Crohn’s disease may affect as many as 700,000 Americans, according to the Crohn’s and Colitis Foundation of America website, prevalent most between people between 15 and 35. Its symptoms include abdominal pain and cramping, diarrhea and ulcers. Causes are not well understood, but it may be influenced by hereditary and environmental factors. There is no known cure, but it can be treated with medication.
It can recur and require surgery, but it is also possible for therapy to lead to long-term remission. With the aid of anti-inflammatory medication, Hill said symptoms have cleared and that doctors have been encouraged by his return to health.
“I feel a whole lot better, getting better sleep at night and everything,” Hill said.
Hill said he started to have severe stomach cramps at the start of preseason camp, pain that he withstood to win a starting job. He hoped it would go away, but when it worsened, he was hospitalized the week after he made his first career start in the season opener against Elon.
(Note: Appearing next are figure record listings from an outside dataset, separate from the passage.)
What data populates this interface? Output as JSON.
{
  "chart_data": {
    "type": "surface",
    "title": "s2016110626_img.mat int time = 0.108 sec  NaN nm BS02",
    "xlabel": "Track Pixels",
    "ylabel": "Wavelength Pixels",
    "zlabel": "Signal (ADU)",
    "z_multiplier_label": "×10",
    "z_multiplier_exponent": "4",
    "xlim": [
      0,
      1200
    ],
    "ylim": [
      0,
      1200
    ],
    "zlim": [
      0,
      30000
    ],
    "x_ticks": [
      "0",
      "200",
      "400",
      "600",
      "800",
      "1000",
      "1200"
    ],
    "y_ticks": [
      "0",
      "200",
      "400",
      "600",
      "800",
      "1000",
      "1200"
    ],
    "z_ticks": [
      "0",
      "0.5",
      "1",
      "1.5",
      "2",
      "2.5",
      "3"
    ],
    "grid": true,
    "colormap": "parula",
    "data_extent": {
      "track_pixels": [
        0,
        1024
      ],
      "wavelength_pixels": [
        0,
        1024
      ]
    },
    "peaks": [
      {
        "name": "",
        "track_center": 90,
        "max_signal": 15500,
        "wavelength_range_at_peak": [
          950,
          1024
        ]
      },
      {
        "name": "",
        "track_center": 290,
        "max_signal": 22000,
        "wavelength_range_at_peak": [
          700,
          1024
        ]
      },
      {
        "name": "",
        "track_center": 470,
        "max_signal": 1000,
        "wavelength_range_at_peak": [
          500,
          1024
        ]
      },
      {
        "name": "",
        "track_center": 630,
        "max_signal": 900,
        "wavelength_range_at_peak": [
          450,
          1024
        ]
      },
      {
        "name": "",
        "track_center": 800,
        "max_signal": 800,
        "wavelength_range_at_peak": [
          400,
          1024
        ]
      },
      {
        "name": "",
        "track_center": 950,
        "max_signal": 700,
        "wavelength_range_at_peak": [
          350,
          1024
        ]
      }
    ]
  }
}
The diagnosis was made during a four-day hospitalization.
Once the inflammation subsides, an athlete like Hill is at no greater risk, Tech team doctor Angelo Galante said. He could remember only one other Tech athlete diagnosed with Crohn’s in recent years, but former Jacksonville Jaguars quarterback David Garrard and former New England Patriots offensive lineman Matt Light are among those who have played with it.
Giving up football was never an option for Hill. Mom was OK with it, too.
“I would never take that from him,” Diane Hill said. “If that’s what he wanted to do, I’m going with him.”
Hill was held out of practice as he waited for his clearance and worked out with the strength and conditioning staff. On his first day back, Hill said he wanted to get back in the groove and re-gain the trust of coaches and teammates.
Hill practiced with the first-string offense, evidence that the starting spot remains his to lose and that he didn’t actually lose anyone’s trust. Hill won the job in the preseason with a consistent command of the running, pass catching and blocking that his position requires.
“I’m just going to keep working hard,” he said. “It’s not going to stop now. Just get back in the groove, try to make plays for the team.”
Barring setback, Hill will be in Miami this Saturday, supported by a prayerful mother, medication and an unflappable attitude.
“I just took it all in stride,” Hill said. “I guess it’s a blessing in disguise. I know God’s got something for me, so it’s all good.”